The reconciliation of landscaper objects (installations, executions, deploy items) always starts at a root installation.
Each object that is being reconciled triggers a reconcile of its subobjects, i.e. installations trigger their
subinstallations and executions, and executions trigger their deploy items. In this way a reconcile that was
started at a root installation propagates through the complete object tree. This walk through the object tree of a
root installation is called a job. A job has a job ID, a UUID, that is generated when the root installation starts
its reconcile. At first, it is stored in the status field jobID
of the root installation. All other objects also have
this field, and during the job every object passes the job ID to its subobjects. Receiving the job ID serves as
trigger for an object to start its reconcile.
The details are explained in the next section Installation Phases.
When an object has finished its reconcile, it copies the job ID into its status field jobIDFinished
.
The equality of these two status fields is the indicator that an object has finished its reconcile.

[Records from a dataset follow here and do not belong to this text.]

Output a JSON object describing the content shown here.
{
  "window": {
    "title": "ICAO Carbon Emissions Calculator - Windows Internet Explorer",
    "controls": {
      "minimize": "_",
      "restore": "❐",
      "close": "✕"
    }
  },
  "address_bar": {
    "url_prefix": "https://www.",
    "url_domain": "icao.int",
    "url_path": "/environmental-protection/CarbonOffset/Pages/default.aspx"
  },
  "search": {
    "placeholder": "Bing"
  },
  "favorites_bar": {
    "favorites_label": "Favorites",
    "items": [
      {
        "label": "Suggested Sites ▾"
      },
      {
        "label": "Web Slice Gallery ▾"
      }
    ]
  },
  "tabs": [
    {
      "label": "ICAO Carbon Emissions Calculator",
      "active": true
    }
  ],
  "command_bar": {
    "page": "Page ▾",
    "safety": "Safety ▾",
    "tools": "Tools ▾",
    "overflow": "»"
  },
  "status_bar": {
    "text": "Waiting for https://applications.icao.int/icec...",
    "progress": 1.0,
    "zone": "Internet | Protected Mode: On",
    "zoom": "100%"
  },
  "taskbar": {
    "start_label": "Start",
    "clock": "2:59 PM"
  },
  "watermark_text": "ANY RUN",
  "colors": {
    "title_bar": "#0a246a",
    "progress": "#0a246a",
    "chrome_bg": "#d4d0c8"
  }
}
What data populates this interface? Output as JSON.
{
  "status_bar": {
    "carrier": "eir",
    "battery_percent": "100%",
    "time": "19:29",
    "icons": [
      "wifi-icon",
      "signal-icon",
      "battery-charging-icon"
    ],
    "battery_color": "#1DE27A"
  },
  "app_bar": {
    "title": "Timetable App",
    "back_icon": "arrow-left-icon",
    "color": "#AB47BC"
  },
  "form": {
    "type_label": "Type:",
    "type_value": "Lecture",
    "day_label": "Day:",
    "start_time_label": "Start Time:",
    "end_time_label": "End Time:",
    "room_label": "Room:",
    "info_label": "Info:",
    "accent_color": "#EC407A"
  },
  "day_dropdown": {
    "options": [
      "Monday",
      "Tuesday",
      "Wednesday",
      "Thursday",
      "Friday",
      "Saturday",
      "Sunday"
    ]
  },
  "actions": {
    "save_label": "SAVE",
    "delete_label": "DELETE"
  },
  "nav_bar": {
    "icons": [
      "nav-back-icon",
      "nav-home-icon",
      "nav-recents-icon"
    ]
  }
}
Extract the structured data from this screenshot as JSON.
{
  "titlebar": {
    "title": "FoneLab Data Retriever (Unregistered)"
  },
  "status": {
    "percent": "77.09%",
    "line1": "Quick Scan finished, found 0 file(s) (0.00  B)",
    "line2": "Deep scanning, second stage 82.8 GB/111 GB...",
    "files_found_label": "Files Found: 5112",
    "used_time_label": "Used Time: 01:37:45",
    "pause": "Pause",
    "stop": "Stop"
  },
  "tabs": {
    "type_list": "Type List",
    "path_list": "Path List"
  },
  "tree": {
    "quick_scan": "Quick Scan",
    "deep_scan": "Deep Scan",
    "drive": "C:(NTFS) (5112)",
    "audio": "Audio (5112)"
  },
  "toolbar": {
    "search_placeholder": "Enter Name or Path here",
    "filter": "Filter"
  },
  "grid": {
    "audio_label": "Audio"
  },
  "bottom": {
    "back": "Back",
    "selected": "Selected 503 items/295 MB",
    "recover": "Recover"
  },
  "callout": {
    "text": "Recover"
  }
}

At various occasions during a reconcile, there are checks whether subobjects or predecessors are in a finished state;
all these checks are based on the comparison of job IDs and finished job IDs.
Each object must wait until all its subobjects have finished their reconcile, before the object itself can change into
a finished state. In particular, the root installation will be the last one that finishes. A new reconcile job of the
root installation (and therefore of the complete object tree) can only start if the previous job has finished.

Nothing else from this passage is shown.